Giftgas. Deshalb hatte der ungeliebte Mann mit dem Dabbelju nach dem George den Irak überrollt. Nichts gefunden. Nun sind in Syrien viele daran gestorben, weil angeblich Militärs aus Versehen die falschen Raketen gezündet haben. Abgeschossen in Richtung Wohngebiete der eigenen Bevölkerung. Ich stelle mir vor, dass oben auf der Höhe über unserem Dorf Regierungstruppen stationiert sind und bei uns in der Schule Rebellen mit Gewehren versuchen, Treffer zu landen. Das nennt man Bürgerkrieg.
Ich habe mir im Web Bilder der belagerten syrischen Städte angesehen. Die sehen aus wie Kabul nach dem Krieg. Häuserhüllen. Grundmauern. Alles weit weg, alles unvorstellbar. Um mich zu verschonen, erspare ich mir die Fernsehbilder (wir haben kein TV). Der Spiegel hat das tote Mädchen auf der Giftgas-Angriff-Titelseite hinter Milchglas gelegt. Sex sells, der Tod auch.
Wir sind mittendrin im Krieg der Welten. Und alle spielen mit. Die große Frage in Deutschland: Lässt sich im Wahlkampf auf irgendeine Weise mit dem Thema punkten oder gar verlieren? Der Spiegel gibt Antworten. Großes Online-Aufmacherthema.
Mir scheint es, als habe Krieg wieder ein bestimmtes Maß an Selbstverständlichkeit gewonnen. Als wäre da die Salonfähigkeit zurückgekehrt. Als wäre das zwar unangenehm, aber notwendig wie ein Zahnarztbesuch.
Antikriegsdemos? Friedenstauben? Friedensbewegung? Mahnwachen? Kerzen? Plakate?
Klar, was soll man tun, wenn Kinder im Giftgas sterben. BESTRAFEN. Sagt die Politik. Assad bestrafen. Nur der bekommt keinen Tomahawk auf den Kopf. Es soll erst einmal eine Lehre erteilt werden. Zwei, drei Tage Raketenfeuer. Der syrischen Armee zeigen, wo der Hammer hängt. Mehr nicht, weil die Rebellen teils zu al-Qaida gehören. Vertrackte Situation aber auch. Wenn man könnte, wie man wollte.
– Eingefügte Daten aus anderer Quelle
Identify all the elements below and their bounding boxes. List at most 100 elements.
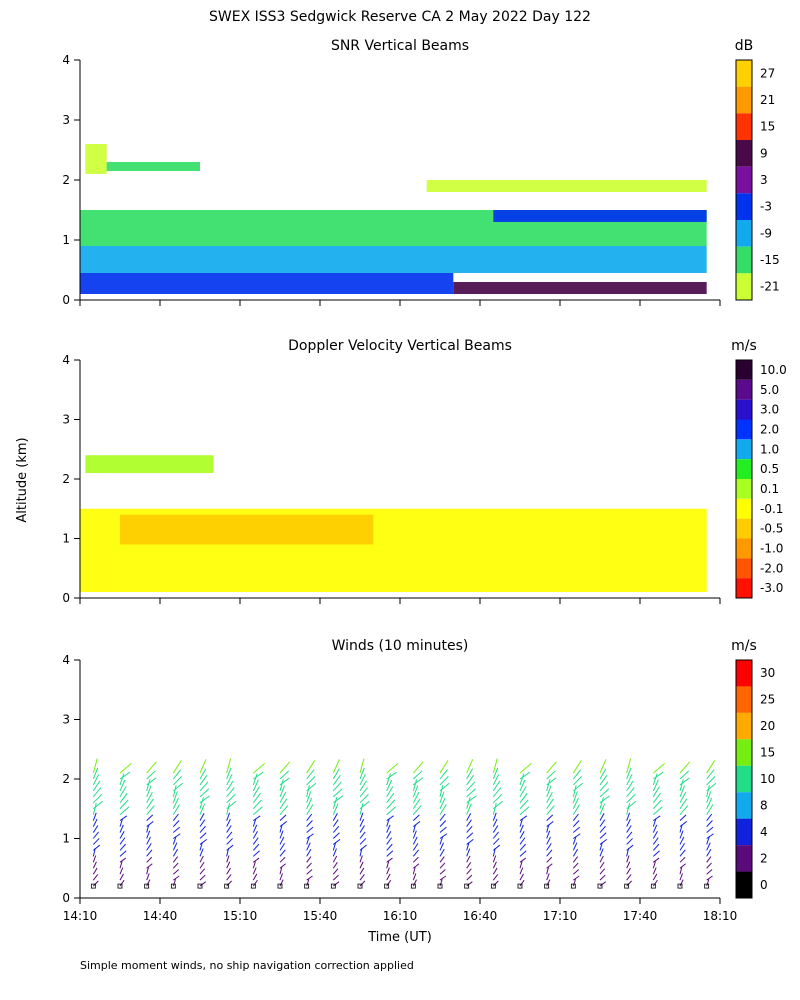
wind-barb	[679, 867, 683, 875]
colorbar-swatch	[736, 792, 752, 819]
calm-marker	[704, 883, 710, 889]
wind-barb	[626, 818, 631, 827]
y-tick-label: 3	[62, 713, 70, 727]
wind-barb	[92, 867, 98, 875]
wind-profile	[410, 761, 424, 889]
wind-barb	[279, 843, 286, 851]
wind-barb	[359, 800, 370, 810]
wind-barb	[172, 769, 182, 780]
wind-barb	[253, 857, 260, 863]
colorbar-swatch	[736, 379, 752, 400]
colorbar-label: -0.5	[760, 522, 783, 536]
wind-barb	[386, 786, 394, 798]
wind-profile	[650, 762, 666, 889]
wind-profile	[704, 760, 717, 889]
wind-barb	[546, 836, 551, 845]
wind-barb	[252, 861, 256, 869]
colorbar-swatch	[736, 360, 752, 380]
wind-barb	[546, 798, 554, 810]
colorbar-swatch	[736, 220, 752, 247]
calm-marker	[464, 883, 470, 889]
x-tick-label: 18:10	[703, 909, 738, 923]
wind-barb	[652, 818, 657, 827]
wind-barb	[119, 792, 128, 804]
colorbar-frame	[735, 59, 753, 301]
wind-barb	[706, 804, 714, 815]
wind-barb	[492, 758, 498, 774]
wind-barb	[306, 879, 310, 887]
wind-barb	[146, 777, 157, 786]
x-tick-label: 14:10	[63, 909, 98, 923]
wind-barb	[119, 818, 124, 827]
wind-barb	[172, 842, 178, 851]
wind-barb	[599, 881, 606, 887]
wind-barb	[92, 818, 98, 827]
wind-barb	[119, 779, 126, 792]
calm-marker	[170, 883, 176, 889]
colorbar-swatch	[736, 439, 752, 460]
wind-barb	[199, 842, 203, 851]
wind-barb	[359, 825, 365, 833]
wind-barb	[199, 862, 205, 869]
wind-barb	[199, 881, 206, 887]
wind-barb	[519, 799, 529, 810]
wind-barb	[466, 848, 471, 857]
colorbar-unit: m/s	[731, 338, 757, 354]
wind-barb	[706, 836, 710, 845]
wind-barb	[359, 794, 369, 804]
wind-barb	[199, 825, 206, 833]
wind-barb	[359, 855, 363, 863]
wind-barb	[679, 879, 684, 887]
wind-barb	[413, 777, 424, 786]
field-layer	[426, 180, 707, 192]
wind-barb	[253, 806, 263, 816]
colorbar-swatch	[736, 166, 752, 194]
wind-profile	[250, 762, 266, 889]
wind-barb	[279, 814, 287, 822]
wind-barb	[599, 825, 606, 833]
wind-barb	[572, 842, 578, 851]
wind-barb	[306, 826, 314, 833]
wind-barb	[466, 855, 471, 863]
colorbar-label: 1.0	[760, 442, 779, 456]
wind-barb	[306, 833, 314, 839]
wind-barb	[386, 799, 396, 810]
colorbar-label: 10	[760, 772, 775, 786]
wind-barb	[252, 867, 257, 875]
wind-barb	[146, 836, 151, 845]
wind-barb	[172, 776, 183, 786]
wind-barb	[626, 880, 632, 887]
wind-barb	[386, 837, 392, 845]
wind-barb	[706, 797, 713, 809]
wind-barb	[572, 760, 582, 774]
wind-barb	[466, 788, 476, 798]
x-tick-label: 17:40	[623, 909, 658, 923]
wind-barb	[653, 857, 660, 863]
wind-barb	[199, 781, 209, 792]
wind-barb	[359, 838, 367, 845]
wind-barb	[92, 780, 101, 792]
wind-barb	[626, 812, 631, 821]
wind-barb	[199, 774, 208, 786]
wind-barb	[626, 794, 636, 804]
wind-barb	[599, 839, 608, 845]
wind-barb	[279, 761, 291, 774]
wind-barb	[679, 863, 686, 869]
wind-barb	[626, 831, 633, 839]
wind-barb	[92, 825, 99, 833]
wind-barb	[572, 785, 577, 797]
wind-barb	[519, 873, 524, 881]
wind-barb	[119, 857, 127, 863]
wind-barb	[546, 821, 554, 827]
wind-barb	[492, 867, 498, 875]
wind-barb	[599, 795, 610, 804]
calm-marker	[570, 883, 576, 889]
wind-barb	[599, 848, 604, 857]
wind-barb	[626, 874, 632, 881]
wind-barb	[306, 820, 313, 827]
wind-barb	[92, 855, 97, 863]
wind-barb	[546, 856, 553, 863]
wind-barb	[492, 874, 499, 881]
wind-barb	[92, 861, 97, 869]
colorbar-label: 25	[760, 693, 775, 707]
Dann würde der Iran Israel auslöschen und umgekehrt und die Russen und Chinesen würden die syrischen Rebellen killen und die USA, Frankreich und Großbritannien sendeten Bodentruppen, um die demokratischen syrischen Rebellen an die Macht zu bringen. Und Deutschland würde das Technische Hilfswerk und das Rote Kreuz mit Lebensmittelspenden und Decken im Rahmen einer humanitären Mission schicken.
Was für ein Chaos. Wie eine Kirmes- und Kneipenschlägerei.
Friedensverhandlungen? Friedenspfeife? Erst nach der Tracht Prügel. Wir schauen zu, wir nehmens hin, wir sagen nichts, warten ab, überlassen es den Regierungen und deren Chefs. Kriegspoker. Es wird in Waffensystemen gedacht, um Lösungen zu bewirken. Was hat die Welt von diesem Krieg? Wo liegt der Sinn? Wo ist das fehlende Teilchen, das zur friedlichen Lösung führt? Irgendwann wird das Land so am Ende sein, dass es sowieso egal ist. Sich selbst mit der Hilfe der großen Brüder in die Steinzeit zurückgebombt. Die Zeit der vielen Toten später. Ein Land voller Feinde, voller Hass, Trauer, Verletzungen. Alles klar, alles eindeutig, alles absehbar, alles schon passiert.
Und: Alle spielen mit. Auch wir, die nichts sagen. Die gelangweilt einem Wahlkampf zuschauen, die auf Europa und die Finanzkrisen schauen und ansonsten den Blick für die Welt verloren haben. Es ist eine Valiumzeit. Alle kollektiv auf Schlafmittel. Hier tut sich nichts, apathisches Hinnehmen. Urlaubszeit, da können Kriege und neue Kriege schon einmal untergehen. Auch die Frage: Zieht Deutschland in den Krieg? Was war das damals, 1999 ein Getöse, eine Diskussion, ein Hinterfragen…
Und jetzt? Die zentrale Frage, ob der eskalierende Syrienkonflikt Vorteile für die SPD oder die CDU bringt. Hinterm Komma. Da spielen doch lieber alle weiter Gesellschaftsmikado: Wer sich bewegt, verliert.